Ms. Bittner further stated that the Order is not binding because of a federal case ruling issued just moments before the Order. Ms. Bittner is referring to the case Illinois Republican Party, et, al., v. Pritzker, 20 C 3489 (N.D. Ill. Eastern Div. July 2, 2020) (the “Federal Case”). Such case has no bearing on the Order. In the Federal Case, the Federal Court ruled that one of the Governor’s executive orders limiting gatherings to 50 people did not violate the First Amendment of the U.S. Constitution. The Federal Court only analyzed the constitutionality of the effect of a single executive order. The Federal Court did not rule on whether the Governor had the authority to issue the executive order.

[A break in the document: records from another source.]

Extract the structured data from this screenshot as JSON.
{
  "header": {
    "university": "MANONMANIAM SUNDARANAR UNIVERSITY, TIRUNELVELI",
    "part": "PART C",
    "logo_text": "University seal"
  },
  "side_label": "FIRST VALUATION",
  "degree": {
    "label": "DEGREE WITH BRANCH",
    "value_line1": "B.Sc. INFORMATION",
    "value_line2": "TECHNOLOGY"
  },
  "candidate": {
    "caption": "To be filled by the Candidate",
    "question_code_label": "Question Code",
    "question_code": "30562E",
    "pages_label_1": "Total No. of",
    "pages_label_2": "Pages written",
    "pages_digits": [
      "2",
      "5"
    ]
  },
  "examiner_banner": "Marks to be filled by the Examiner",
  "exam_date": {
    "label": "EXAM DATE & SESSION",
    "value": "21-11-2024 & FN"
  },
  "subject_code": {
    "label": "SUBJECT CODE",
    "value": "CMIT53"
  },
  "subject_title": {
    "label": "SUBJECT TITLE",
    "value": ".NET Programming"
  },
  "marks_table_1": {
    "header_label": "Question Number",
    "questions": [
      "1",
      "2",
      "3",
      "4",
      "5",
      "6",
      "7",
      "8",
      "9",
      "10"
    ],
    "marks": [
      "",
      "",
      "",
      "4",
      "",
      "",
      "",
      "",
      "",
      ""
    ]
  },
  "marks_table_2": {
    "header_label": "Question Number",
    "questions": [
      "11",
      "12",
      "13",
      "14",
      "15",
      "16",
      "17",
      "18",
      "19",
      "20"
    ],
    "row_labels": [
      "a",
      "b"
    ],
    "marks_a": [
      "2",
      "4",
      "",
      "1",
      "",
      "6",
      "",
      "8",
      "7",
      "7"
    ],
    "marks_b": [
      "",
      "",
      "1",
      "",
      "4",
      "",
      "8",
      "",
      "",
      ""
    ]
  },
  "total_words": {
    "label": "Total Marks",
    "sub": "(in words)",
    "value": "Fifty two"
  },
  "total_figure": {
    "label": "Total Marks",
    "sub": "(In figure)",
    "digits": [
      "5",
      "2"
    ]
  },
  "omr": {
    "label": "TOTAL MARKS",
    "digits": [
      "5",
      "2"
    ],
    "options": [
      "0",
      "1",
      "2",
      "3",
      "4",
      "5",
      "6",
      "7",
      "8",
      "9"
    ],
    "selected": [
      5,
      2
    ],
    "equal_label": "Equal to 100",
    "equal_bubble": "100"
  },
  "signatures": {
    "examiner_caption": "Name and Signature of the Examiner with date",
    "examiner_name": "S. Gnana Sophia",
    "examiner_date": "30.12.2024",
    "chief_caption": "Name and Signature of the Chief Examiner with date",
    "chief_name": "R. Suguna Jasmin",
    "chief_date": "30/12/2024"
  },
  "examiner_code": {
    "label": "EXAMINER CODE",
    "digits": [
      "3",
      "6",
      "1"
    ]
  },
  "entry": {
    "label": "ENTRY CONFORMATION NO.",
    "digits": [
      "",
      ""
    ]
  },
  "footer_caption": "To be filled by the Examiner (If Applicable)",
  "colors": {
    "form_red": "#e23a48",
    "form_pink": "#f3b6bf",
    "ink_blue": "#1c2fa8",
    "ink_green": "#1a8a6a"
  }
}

The State Case was filed in state court but the Governor attempted to transfer the case to federal court. The federal court declined to take the case and sent the case back to Illinois state court. Therefore, the federal court had the opportunity to rule on the merits of the Governor’s actions but the federal court found that there was no federal issue and that it was proper for a state court to decide a state issue of whether a Governor exceed his state statutory authority.

If the Order was not a final order and/or the Order is not binding, then why did Attorney General state immediately after the Order was issued that he was going to appeal? Such is a rhetorical question. The Order is a big deal and the Governor knows it. Of course, the Order will be appealed, the Governor has no choice. However, unless and until an appellate court overturns the Order, then the Governor’s COVID-19 executive orders do not exist.